Roberto's wife, Lidia, and his children will be around, so there will be a lovely sit-down dinner a little later this afternoon. This is my husband's way of repaying the generosity of our friends who have spent a lot of time showing us some of the places we would like to see. We also bought all the ingredients, not to impose on the budget of everyday people who have their expenses; they have already given us time and gas money, for that matter.
By the way, gasoline is very expensive in Latin America, and it is sold by the liter, which can trick you into thinking it is cheaper than it really is. As I write it runs around three dollars per liter. Costa Rica is especially high-priced, because apparently they want people to buy less gas even though they don't have sufficient controls in place over emissions (in my opinion).

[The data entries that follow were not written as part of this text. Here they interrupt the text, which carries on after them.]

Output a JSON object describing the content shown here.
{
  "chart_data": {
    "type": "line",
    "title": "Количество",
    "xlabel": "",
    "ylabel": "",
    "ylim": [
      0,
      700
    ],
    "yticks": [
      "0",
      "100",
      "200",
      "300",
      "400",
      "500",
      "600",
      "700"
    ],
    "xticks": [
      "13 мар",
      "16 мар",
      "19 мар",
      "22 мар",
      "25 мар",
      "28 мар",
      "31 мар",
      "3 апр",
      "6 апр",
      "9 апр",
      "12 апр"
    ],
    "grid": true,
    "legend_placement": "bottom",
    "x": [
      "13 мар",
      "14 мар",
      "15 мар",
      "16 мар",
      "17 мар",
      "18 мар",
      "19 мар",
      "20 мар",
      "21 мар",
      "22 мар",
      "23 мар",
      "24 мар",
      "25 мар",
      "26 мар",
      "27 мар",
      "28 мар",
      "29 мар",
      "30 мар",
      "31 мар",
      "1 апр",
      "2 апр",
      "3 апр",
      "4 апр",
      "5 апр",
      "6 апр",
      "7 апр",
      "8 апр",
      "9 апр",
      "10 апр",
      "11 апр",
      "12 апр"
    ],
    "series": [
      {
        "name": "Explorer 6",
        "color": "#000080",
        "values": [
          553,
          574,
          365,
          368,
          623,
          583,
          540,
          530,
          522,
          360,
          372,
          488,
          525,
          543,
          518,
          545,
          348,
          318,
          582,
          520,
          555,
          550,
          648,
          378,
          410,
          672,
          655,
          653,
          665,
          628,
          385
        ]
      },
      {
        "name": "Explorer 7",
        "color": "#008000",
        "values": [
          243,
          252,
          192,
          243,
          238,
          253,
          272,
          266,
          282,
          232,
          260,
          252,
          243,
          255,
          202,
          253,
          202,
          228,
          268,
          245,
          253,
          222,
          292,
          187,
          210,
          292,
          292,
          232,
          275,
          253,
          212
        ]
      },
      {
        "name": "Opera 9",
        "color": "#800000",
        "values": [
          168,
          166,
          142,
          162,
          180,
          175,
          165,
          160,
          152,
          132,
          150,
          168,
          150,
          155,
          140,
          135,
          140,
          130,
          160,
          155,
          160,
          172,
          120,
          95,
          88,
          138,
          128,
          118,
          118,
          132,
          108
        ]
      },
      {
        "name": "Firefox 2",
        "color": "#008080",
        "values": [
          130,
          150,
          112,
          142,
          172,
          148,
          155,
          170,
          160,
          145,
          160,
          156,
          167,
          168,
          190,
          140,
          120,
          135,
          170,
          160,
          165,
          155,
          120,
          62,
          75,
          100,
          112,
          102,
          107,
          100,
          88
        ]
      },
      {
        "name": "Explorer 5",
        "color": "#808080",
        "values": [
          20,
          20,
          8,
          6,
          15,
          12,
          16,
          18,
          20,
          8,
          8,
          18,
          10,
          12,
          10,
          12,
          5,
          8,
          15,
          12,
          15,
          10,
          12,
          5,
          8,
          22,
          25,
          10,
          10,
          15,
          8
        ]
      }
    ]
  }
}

Yesterday it was another city in the cloud forest, which is called Laguna. Up there above the clouds is a restaurant that is known for roast chicken. I found the chicken delicious, cooked perfectly. I expected that, though, because the standards of Costa Rica for good food are considerably higher than what we Americans consent to spend our hard-earned money on, either in markets or at restaurants. The only thing was, I would have seasoned the chicken more, or served it with a collection of house sauces such as barbecue, butter-garlic, etc.
I had no food revelation in Laguna, then, other than my observation that you ought to get used to hearing people say, "pixa," and "Pexi," in place of our English words pizza and the soft drink Pepsi-Cola. In Tucson I have heard this Latino-ism from time to time as well.
To make this Brazilian shrimp, you begin with chopped onions, garlic and bell peppers in olive oil (the only oil my husband cooks with). I would use red or yellow peppers because sometimes I don't like the appearance of green peppers, as in spaghetti sauce or other tomato preparations. Pour the coconut milk, whatever quantity you have in relation to the amount of shrimp, and then bring it to the correct appearance with tomato paste. This involves calculating how you want it to taste, and I don't see why you would not taste it for salt and pepper, as well as tomato concentration.
When the sauce feels right--my husband is the judge of this--you add your uncooked shrimp, either peeled or unpeeled. This is the crucial point in making this dish, because you want to cook the shrimp but not overcook them into hard little contracted muscles.
This dish is served over rice. My husband will be cooking the rice as he does the rest of the shrimp dish; I am not needed, which is why I am writing at our hosts' dining table while he does all the work. Later I hope to make them a beautiful Famous Chocolate Cake, whenever I can get the ingredients (the unsweetened chocolate is, so far, a shopping challenge that I have not yet overcome). I sure wish I knew where stuff is in Puntarenas, like I do in Tucson. If I were there I would know to head straight to Sprouts for their fine-quality baking chocolate.
On the subject of olive oil, by now I have learned to keep different kinds of it in my kitchen. There is the green, fruity extra-virgin olive oil from various places like Spain, Greece or Italy--that is for anything that is not cooked. Regular olive oil (of a good quality) serves for everything my husband cooks. He does not use butter in cooking, as I do.
I don't use olive oil in salad dressing, though, because it congeals in the refrigerator. For that I use safflower oil, canola oil and walnut oil. I sometimes mix the proportions. And on the subject of salad dressing, my Bernice's French Dressing has been a great success here; I need to make up a third recipe to keep at the hotel where our manager and his family love it. His wife got the recipe and plans to have it available at her house.
Perhaps I have a marketing option here--make it up and bottle it!